Still. I assembled the plant bed and before too long we will have fancy lettuce and heirloom tomatoes growing. Even more, it will be a daily reminder of where we are heading. Increasingly, it becomes clear to us how much we want to be in a small patch of land with a simple, well designed, house. Some of the possibilities we are discussing include working with the folks from the Auburn Rural Studio project. Or putting together a house using modules from Kithaus. Sherod talks about wanting a goat,a pair of geese to chase people who come visit, giving him cheap and endless amusement from the front porch. And he wants him some biddies. For me, it’s the possibility of the kind of darkness that’s filled with starlight, that’s real and alive. The experience of working in a garden or in the kitchen or on a house project so at the end of the day I am maybe more than a little sore but also tired and able to see what I accomplished, able to stand back and say, “I got that done”. Incarnation. It’s all about incarnation and not the endless mind games I was stuck in for so long.
We are getting increasingly serious about moving back to Alabama, somewhere out in the country around Selma. I don’t have any illusions about what that means—the conservatism, the bigotry, the poverty—in other words, a place with sharp edges and little in the way of comfort for this progressive, feminist, non-traditional Swedish-Colombian woman. I also know this. Alabama has enacted the toughest, meanest anti-immigrant laws in the country—and there are still Latinos in Alabama, including many who are invisible and marginalized. I am still a priest…
Your raised plant bed looks like a manger. 🙂
You would be pretty much in culture shock, but that is ok – you will do fine. About 3 hours from where I live.
It is funny how we all want to head back to our beginnings.
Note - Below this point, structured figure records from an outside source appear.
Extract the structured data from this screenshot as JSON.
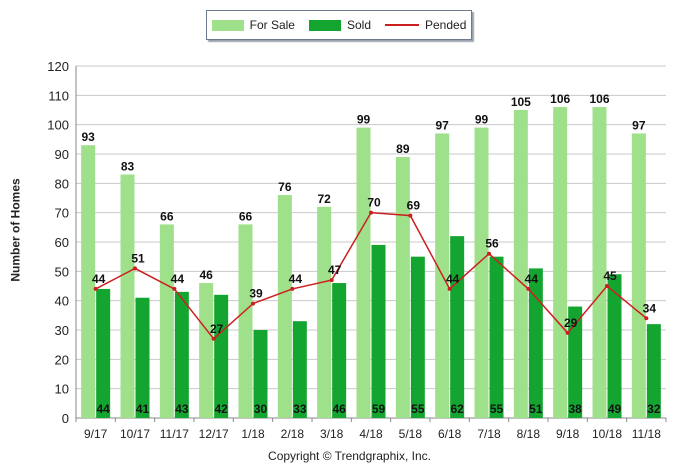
{
  "chart_data": {
    "type": "bar",
    "categories": [
      "9/17",
      "10/17",
      "11/17",
      "12/17",
      "1/18",
      "2/18",
      "3/18",
      "4/18",
      "5/18",
      "6/18",
      "7/18",
      "8/18",
      "9/18",
      "10/18",
      "11/18"
    ],
    "series": [
      {
        "name": "For Sale",
        "type": "bar",
        "color": "#9fe08b",
        "values": [
          93,
          83,
          66,
          46,
          66,
          76,
          72,
          99,
          89,
          97,
          99,
          105,
          106,
          106,
          97
        ]
      },
      {
        "name": "Sold",
        "type": "bar",
        "color": "#14a531",
        "values": [
          44,
          41,
          43,
          42,
          30,
          33,
          46,
          59,
          55,
          62,
          55,
          51,
          38,
          49,
          32
        ]
      },
      {
        "name": "Pended",
        "type": "line",
        "color": "#cc1f1f",
        "values": [
          44,
          51,
          44,
          27,
          39,
          44,
          47,
          70,
          69,
          44,
          56,
          44,
          29,
          45,
          34
        ]
      }
    ],
    "ylabel": "Number of Homes",
    "ylim": [
      0,
      120
    ],
    "yticks": [
      0,
      10,
      20,
      30,
      40,
      50,
      60,
      70,
      80,
      90,
      100,
      110,
      120
    ],
    "grid": true,
    "legend_position": "top-center"
  },
  "legend": {
    "for_sale": "For Sale",
    "sold": "Sold",
    "pended": "Pended"
  },
  "axis": {
    "ylabel": "Number of Homes"
  },
  "footer": {
    "copyright": "Copyright © Trendgraphix, Inc."
  },
  "colors": {
    "for_sale": "#9fe08b",
    "sold": "#14a531",
    "pended": "#cc1f1f",
    "grid": "#c8c8c8",
    "axis": "#888888"
  }
}
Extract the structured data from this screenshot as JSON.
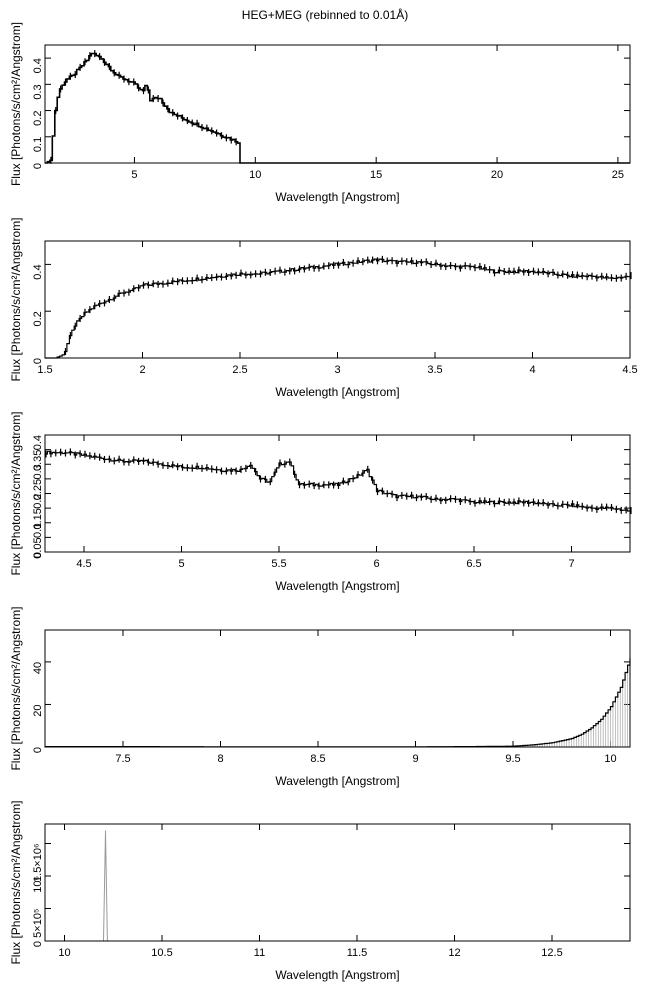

Mike and I are considering a retirement between the town I was born in, Hendersonville and the large progressive city of Asheville, NC. Having land, chickens, ducks and a bit of water will always be a part of us. I hope you find what you are looking for.
Good job on the plant bed. Living in the rural south will be tough. It is tough for me in the mountains of Tennessee, but I love living there with my animals and all the natural beauty. You will definitely find your niche but I suspect you will question, as I do, why does it have to be this way?